The arrangement of the lumber stacks is also a critical for the safety of these facilities.  The lumber stacks, if not arranged properly, can inhibit fire department access, can increase the speed of fire spread throughout the stacks or to adjacent structures or can cause early collapse during a fire.  Some additional requirements for lumber stacks and open yard storage are as follows:

  • Lumber stacks must be on stable ground.
  • Stacking shall be stable and in an orderly and regular manner.  A collapse of storage stacks could obstruct access roads or contribute to fire spread.
  • The height of stacks cannot exceed 20 ft. Storage stacks taller than 20 ft (6 m) can significantly impede handheld hose stream operations by fire suppression personnel.
  • Fire department access roads must be spaced so that a grid system of not more than 50 ft × 150 ft (15 m × 46m) is produced.
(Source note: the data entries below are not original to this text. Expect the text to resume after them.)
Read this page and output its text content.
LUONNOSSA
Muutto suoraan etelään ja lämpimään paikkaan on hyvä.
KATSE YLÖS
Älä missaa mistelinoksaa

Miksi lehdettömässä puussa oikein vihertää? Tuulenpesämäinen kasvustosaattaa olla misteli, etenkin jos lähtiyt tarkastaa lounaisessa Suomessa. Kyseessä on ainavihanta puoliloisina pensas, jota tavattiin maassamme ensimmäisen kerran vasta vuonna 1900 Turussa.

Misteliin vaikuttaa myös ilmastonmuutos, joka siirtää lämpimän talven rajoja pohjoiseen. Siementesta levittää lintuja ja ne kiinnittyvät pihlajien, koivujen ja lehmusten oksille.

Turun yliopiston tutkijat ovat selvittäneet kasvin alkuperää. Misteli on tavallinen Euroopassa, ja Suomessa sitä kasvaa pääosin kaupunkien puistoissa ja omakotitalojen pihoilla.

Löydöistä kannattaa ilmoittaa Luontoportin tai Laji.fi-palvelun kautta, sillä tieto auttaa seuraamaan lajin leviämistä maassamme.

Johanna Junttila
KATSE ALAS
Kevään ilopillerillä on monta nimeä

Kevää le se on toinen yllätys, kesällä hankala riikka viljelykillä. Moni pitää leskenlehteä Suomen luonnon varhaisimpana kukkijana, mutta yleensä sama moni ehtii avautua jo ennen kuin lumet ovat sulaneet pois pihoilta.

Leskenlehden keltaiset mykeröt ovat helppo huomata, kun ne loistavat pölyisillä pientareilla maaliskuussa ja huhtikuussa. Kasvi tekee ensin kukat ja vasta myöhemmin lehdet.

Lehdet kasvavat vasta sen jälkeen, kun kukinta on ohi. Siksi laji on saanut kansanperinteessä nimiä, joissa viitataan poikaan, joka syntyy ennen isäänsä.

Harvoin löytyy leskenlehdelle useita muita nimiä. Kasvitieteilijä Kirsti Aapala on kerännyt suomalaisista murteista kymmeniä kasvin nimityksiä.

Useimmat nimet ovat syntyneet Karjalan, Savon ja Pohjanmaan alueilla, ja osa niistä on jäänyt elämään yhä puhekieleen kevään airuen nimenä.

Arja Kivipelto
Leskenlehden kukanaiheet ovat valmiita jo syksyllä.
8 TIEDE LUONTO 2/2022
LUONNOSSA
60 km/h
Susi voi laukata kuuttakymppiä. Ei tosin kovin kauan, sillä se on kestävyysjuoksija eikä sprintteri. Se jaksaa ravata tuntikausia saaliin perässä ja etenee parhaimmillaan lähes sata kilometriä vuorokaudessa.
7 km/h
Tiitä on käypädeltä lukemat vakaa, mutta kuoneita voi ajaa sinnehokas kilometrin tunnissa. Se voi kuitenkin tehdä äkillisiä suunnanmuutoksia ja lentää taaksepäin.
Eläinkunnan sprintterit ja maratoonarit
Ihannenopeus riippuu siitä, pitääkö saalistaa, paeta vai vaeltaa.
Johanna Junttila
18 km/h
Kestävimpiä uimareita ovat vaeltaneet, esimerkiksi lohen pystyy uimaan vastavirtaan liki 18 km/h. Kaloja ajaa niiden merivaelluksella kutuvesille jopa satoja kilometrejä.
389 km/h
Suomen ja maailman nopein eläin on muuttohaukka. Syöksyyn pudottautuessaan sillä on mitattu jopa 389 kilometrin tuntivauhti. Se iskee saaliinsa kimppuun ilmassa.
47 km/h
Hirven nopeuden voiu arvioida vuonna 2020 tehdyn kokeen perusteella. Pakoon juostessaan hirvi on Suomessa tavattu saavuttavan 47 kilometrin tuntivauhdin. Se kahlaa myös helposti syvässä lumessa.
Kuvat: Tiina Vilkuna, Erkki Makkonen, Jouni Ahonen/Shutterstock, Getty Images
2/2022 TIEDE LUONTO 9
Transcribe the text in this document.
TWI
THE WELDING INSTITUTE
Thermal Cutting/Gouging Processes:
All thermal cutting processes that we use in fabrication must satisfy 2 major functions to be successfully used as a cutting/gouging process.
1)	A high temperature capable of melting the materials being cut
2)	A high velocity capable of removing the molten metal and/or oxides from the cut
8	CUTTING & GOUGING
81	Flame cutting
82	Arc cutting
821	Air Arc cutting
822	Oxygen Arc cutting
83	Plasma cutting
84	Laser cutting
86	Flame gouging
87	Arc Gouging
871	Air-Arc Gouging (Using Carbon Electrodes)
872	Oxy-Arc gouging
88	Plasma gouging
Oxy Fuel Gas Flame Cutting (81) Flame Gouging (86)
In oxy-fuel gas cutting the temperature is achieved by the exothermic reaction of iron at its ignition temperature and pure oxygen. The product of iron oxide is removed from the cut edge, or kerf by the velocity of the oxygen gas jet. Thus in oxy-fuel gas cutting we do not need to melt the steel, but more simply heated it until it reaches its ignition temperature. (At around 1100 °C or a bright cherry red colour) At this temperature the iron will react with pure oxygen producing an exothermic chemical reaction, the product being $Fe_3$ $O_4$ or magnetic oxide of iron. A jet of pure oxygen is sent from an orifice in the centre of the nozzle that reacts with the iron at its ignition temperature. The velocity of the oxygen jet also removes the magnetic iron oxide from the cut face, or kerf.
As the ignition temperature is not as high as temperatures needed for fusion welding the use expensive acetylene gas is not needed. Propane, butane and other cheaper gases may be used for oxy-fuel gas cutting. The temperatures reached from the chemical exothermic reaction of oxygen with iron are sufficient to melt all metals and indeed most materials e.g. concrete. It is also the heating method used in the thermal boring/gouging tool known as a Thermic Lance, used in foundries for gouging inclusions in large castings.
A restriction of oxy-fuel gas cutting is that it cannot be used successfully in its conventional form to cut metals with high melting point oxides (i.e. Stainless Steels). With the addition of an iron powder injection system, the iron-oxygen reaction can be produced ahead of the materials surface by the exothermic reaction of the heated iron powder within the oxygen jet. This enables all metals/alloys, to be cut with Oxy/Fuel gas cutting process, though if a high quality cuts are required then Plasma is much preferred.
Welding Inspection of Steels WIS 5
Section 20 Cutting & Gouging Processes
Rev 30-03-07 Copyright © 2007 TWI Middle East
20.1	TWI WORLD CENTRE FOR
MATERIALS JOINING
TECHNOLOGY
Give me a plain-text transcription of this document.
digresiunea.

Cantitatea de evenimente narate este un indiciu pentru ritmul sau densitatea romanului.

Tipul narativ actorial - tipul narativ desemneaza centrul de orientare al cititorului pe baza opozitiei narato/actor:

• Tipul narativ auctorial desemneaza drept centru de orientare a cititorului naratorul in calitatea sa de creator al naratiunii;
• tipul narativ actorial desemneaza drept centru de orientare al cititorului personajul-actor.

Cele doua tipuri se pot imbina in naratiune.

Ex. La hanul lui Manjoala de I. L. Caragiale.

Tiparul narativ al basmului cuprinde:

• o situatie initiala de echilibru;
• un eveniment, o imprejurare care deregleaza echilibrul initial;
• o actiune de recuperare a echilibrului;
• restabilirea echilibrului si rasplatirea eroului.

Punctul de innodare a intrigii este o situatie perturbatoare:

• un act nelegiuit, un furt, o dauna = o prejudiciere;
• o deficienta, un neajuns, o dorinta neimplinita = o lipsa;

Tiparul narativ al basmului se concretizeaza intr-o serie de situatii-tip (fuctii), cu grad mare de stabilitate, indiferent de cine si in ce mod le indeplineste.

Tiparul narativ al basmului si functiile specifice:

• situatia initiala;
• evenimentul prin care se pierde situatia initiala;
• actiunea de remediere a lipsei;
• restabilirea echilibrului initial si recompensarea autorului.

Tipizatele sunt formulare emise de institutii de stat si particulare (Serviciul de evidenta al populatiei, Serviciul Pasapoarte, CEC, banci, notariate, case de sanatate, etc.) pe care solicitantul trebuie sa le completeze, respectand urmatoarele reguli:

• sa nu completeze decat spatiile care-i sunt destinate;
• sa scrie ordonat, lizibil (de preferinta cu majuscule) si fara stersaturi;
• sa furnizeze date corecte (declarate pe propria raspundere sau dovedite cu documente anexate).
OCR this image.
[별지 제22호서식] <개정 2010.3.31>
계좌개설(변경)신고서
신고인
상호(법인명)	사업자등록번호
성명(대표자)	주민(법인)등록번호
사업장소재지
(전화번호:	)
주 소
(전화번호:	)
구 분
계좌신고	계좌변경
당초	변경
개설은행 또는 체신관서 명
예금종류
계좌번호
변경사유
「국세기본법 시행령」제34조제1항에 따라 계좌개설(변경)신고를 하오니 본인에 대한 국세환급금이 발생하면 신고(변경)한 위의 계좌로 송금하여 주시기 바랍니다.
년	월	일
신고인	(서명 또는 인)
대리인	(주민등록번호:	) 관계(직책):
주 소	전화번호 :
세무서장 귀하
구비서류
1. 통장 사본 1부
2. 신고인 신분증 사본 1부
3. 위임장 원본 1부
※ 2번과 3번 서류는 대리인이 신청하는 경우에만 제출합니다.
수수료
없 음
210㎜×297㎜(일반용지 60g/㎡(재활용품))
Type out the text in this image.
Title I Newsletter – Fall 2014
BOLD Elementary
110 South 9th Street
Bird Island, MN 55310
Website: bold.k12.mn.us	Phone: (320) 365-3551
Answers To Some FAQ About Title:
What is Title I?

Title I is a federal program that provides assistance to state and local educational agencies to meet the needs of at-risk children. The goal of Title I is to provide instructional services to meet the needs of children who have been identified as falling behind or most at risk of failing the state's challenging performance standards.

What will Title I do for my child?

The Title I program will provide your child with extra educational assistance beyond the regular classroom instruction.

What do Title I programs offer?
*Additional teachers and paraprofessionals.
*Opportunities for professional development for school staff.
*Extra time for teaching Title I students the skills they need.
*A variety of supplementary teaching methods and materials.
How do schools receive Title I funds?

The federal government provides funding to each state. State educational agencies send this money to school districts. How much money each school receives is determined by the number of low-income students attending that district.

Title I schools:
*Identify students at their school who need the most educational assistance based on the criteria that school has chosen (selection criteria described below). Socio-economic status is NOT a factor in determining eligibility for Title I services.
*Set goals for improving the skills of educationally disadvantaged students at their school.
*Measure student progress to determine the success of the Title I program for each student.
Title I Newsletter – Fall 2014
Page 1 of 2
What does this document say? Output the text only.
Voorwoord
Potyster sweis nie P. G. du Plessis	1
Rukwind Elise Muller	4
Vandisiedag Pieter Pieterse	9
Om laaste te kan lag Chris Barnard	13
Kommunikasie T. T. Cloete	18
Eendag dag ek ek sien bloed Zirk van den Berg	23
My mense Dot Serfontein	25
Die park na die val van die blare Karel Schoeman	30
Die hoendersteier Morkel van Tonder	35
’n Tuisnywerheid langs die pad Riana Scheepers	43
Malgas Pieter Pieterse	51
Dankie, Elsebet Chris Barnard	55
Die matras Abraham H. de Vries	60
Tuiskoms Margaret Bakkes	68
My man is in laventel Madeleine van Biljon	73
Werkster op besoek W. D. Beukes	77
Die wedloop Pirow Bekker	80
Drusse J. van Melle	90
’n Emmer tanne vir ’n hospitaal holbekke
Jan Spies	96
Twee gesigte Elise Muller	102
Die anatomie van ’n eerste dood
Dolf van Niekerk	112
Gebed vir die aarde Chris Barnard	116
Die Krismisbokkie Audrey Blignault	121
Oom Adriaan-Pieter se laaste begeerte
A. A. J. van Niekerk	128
Storage stacks wider than 50 ft × 150 ft (15 m × 46 m) can also significantly impede handheld hose stream operations by fire suppression personnel.
  • The stack limits must be marked by boundary posts or painted boundary limits that indicate stacking limits.
  • Open yard stacking shall be located with not less than 15 ft (4.6 m) clear space to buildings and to adjacent property lines. Automatic sprinkler protection in accordance with NFPA 13, Standard for the Installation of Sprinkler Systems, should be considered for all buildings that might constitute an exposure to outside lumber storage.

 

The 2018 edition of NFPA 1 will include a new section for protection requirements for the outdoor storage of wood pallets and pallets listed as equivalent to wood as these facilities also create a number of challenges for the fire department suppression efforts and fire department access, and with the presence of tens of thousands of combustible pallets, can be the location for a devastating and costly fire should the proper precautions not be put in place.